Property-Driven Analysis of Glasses for Data Storage via Femtosecond Laser Writing
- Takashi Lawson ,
- Rokas Drevinskas ,
- Masaaki Sakakura ,
- Charles E. Whittaker ,
- Austin Donnelly ,
- Benn Thomsen ,
- Richard Black
Optica | , Vol 13(4): pp. 698-706
The growing demand for high-density, long-term data storage has intensified interest in three-dimensional optical storage based on laser-written structures in glass. We evaluate a diverse set of commercial glasses to determine how intrinsic material properties influence the formation of multibit phase voxels. By analyzing voxel quality and write efficiency, we develop a materials-screening framework that links storage performance to measurable glass properties. Thermal diffusivity emerges as the property most strongly correlated with quality \((𝑟 = 0.78)\).

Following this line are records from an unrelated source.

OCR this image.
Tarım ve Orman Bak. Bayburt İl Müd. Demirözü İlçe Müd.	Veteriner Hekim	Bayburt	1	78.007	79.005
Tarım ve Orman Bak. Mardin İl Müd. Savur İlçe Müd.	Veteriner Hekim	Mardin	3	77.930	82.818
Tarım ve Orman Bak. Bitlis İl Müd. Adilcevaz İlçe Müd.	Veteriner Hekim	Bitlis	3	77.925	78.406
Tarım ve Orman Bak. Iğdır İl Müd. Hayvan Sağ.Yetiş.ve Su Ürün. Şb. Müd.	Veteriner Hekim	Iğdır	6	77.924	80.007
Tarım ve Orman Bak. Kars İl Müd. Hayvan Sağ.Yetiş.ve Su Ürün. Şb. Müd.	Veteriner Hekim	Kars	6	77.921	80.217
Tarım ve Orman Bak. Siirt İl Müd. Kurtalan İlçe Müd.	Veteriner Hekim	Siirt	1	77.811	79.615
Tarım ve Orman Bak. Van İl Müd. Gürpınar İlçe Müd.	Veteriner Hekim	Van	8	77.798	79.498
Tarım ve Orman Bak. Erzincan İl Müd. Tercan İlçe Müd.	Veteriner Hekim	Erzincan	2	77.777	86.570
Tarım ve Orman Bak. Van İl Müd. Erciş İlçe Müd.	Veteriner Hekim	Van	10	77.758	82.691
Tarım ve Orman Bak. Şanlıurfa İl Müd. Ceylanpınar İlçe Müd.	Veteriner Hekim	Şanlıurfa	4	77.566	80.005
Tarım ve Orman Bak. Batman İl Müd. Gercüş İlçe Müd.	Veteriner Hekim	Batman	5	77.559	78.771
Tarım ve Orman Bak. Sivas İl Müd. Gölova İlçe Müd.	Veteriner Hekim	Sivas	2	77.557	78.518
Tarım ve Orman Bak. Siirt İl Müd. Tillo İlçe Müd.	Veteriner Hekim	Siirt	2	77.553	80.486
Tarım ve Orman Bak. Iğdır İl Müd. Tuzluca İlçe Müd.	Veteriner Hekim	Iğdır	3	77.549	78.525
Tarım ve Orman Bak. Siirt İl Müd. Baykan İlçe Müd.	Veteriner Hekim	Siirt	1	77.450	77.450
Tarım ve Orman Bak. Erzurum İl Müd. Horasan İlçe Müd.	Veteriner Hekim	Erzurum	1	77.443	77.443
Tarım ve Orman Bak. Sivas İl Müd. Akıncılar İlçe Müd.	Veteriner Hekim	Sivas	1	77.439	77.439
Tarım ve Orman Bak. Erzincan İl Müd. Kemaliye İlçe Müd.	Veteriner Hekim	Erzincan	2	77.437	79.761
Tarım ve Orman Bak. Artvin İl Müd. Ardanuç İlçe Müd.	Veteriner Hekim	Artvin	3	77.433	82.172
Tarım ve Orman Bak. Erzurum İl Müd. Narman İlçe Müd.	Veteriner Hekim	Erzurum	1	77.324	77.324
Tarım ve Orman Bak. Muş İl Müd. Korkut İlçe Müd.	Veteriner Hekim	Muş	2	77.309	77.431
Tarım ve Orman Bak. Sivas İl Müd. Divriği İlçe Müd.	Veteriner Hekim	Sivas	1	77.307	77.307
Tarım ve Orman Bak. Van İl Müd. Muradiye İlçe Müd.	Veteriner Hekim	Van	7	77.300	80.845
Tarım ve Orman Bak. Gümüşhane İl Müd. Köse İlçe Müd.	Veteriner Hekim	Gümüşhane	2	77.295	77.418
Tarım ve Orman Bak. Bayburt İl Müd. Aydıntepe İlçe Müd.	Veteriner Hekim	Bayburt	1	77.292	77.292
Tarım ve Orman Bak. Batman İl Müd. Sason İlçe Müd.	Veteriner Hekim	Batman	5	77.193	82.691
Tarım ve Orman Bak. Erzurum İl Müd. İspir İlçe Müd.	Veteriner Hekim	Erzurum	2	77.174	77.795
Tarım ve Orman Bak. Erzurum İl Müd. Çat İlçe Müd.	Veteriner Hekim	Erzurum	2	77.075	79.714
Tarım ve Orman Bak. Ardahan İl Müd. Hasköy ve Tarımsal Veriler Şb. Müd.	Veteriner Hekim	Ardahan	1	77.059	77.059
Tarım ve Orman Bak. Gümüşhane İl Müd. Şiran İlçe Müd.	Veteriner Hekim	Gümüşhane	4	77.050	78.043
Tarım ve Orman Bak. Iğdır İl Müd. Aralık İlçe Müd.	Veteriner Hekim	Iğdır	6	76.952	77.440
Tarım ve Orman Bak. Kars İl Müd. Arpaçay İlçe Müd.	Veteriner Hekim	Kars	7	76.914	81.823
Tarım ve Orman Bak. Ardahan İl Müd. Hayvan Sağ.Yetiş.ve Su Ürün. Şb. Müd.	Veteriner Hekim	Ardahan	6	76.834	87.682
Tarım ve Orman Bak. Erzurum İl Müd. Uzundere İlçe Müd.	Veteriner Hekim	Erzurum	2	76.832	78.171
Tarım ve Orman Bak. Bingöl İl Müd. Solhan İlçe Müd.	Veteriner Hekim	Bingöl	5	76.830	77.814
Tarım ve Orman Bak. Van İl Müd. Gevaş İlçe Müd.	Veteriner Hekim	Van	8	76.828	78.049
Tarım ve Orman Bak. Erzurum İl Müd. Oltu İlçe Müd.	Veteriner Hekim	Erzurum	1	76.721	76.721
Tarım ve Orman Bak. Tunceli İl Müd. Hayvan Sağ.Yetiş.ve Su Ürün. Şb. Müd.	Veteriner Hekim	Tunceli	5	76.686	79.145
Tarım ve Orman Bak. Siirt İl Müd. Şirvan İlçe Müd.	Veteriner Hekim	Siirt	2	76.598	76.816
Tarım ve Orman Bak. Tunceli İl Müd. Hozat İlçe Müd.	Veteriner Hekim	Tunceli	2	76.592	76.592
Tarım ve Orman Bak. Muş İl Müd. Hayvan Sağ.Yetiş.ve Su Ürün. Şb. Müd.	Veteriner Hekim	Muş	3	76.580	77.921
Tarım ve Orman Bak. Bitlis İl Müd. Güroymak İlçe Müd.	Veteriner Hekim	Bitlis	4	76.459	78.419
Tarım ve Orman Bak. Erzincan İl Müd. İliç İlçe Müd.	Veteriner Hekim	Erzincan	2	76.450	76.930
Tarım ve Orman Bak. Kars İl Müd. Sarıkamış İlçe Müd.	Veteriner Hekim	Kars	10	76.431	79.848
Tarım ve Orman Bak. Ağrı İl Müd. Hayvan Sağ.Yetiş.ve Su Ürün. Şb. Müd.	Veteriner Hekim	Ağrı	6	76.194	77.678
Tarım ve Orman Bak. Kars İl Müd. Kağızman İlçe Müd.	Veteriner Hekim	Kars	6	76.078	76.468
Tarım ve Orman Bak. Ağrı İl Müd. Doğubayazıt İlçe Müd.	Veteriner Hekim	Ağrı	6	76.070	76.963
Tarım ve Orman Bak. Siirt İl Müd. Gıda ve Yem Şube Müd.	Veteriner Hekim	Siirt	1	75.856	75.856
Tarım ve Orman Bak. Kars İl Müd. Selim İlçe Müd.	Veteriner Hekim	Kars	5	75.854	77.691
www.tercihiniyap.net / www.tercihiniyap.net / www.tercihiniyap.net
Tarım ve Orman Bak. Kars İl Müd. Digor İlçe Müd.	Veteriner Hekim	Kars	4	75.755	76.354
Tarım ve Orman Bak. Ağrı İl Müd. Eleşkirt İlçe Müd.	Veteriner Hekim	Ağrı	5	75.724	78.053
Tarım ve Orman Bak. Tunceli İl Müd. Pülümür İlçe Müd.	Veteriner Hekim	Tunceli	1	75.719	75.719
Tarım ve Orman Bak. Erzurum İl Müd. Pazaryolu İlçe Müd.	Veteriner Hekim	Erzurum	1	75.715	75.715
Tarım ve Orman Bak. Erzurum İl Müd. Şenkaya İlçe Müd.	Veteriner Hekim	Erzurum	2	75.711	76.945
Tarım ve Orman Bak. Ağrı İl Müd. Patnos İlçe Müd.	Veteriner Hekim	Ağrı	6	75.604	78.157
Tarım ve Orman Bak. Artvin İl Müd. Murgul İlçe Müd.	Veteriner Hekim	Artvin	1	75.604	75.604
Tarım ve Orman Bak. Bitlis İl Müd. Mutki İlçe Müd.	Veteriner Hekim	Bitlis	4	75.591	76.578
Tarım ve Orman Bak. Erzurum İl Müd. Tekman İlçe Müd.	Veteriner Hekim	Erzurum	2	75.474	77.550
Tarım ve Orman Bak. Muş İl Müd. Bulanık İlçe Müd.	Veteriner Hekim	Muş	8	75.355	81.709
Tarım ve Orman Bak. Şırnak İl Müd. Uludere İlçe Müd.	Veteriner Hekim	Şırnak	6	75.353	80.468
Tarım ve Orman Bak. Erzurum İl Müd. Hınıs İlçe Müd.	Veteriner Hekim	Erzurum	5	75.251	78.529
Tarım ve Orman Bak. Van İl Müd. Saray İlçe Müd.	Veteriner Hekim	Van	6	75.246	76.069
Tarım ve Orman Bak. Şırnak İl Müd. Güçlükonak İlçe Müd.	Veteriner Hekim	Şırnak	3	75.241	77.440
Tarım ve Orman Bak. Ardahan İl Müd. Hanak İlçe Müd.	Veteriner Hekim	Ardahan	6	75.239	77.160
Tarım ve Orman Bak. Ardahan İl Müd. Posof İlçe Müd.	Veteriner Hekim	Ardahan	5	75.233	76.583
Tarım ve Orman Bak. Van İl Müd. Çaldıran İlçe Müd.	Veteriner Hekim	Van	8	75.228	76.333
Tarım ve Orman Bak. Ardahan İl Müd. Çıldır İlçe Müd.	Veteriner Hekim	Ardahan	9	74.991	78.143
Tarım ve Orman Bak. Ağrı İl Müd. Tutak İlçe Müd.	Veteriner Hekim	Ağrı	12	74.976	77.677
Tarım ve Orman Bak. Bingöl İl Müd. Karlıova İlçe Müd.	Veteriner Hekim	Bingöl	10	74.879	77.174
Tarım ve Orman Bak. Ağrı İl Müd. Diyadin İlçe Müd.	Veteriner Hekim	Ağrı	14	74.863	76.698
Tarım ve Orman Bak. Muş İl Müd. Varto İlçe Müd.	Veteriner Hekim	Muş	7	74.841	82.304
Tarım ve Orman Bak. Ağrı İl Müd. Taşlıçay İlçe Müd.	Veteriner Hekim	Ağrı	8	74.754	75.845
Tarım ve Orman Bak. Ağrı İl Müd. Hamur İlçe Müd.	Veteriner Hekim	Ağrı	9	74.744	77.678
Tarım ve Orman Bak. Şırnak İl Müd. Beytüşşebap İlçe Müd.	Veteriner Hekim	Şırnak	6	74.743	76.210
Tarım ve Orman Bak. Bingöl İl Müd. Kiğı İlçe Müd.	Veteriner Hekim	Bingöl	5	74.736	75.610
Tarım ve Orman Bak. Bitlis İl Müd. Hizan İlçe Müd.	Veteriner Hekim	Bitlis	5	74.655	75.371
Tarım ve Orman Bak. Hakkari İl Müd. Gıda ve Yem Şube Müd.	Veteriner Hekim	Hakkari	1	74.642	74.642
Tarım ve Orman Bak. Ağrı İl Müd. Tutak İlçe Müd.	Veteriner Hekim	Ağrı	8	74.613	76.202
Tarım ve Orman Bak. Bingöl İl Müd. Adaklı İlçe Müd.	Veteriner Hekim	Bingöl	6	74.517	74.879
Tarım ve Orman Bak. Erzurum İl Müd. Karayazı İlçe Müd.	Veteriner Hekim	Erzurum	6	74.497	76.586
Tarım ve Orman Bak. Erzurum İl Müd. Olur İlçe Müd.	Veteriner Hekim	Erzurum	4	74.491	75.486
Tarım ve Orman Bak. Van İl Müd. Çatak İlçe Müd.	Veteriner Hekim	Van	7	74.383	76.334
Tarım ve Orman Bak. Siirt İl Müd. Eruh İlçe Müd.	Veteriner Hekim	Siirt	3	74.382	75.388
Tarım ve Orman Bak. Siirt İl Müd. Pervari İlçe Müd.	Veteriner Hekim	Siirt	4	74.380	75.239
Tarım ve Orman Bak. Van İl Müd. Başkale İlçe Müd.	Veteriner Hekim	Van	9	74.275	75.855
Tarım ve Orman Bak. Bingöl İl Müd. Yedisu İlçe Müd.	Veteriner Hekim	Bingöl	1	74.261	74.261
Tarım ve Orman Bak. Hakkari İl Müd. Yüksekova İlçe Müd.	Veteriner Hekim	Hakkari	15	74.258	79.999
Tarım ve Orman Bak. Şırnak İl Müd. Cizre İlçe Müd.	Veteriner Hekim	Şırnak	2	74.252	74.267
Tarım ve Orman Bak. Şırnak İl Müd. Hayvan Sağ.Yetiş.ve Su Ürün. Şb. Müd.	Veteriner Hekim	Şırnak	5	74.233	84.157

The resulting performance landscape identifies a Pareto front in which Schott K10 exhibits the highest write efficiency (\(0.115\;{\rm bit}\,{\rm nJ}^{-1}\,{\rm voxel}^{-1}\)), while Borofloat 33 provides the highest quality (\(1.76\;{\rm bit}\,{\rm voxel}^{-1}\)). Overall, this work demonstrates a generalizable methodology for selecting glasses for advanced laser-processing applications, highlighting thermal diffusivity as a key factor for achieving precise photonic structuring.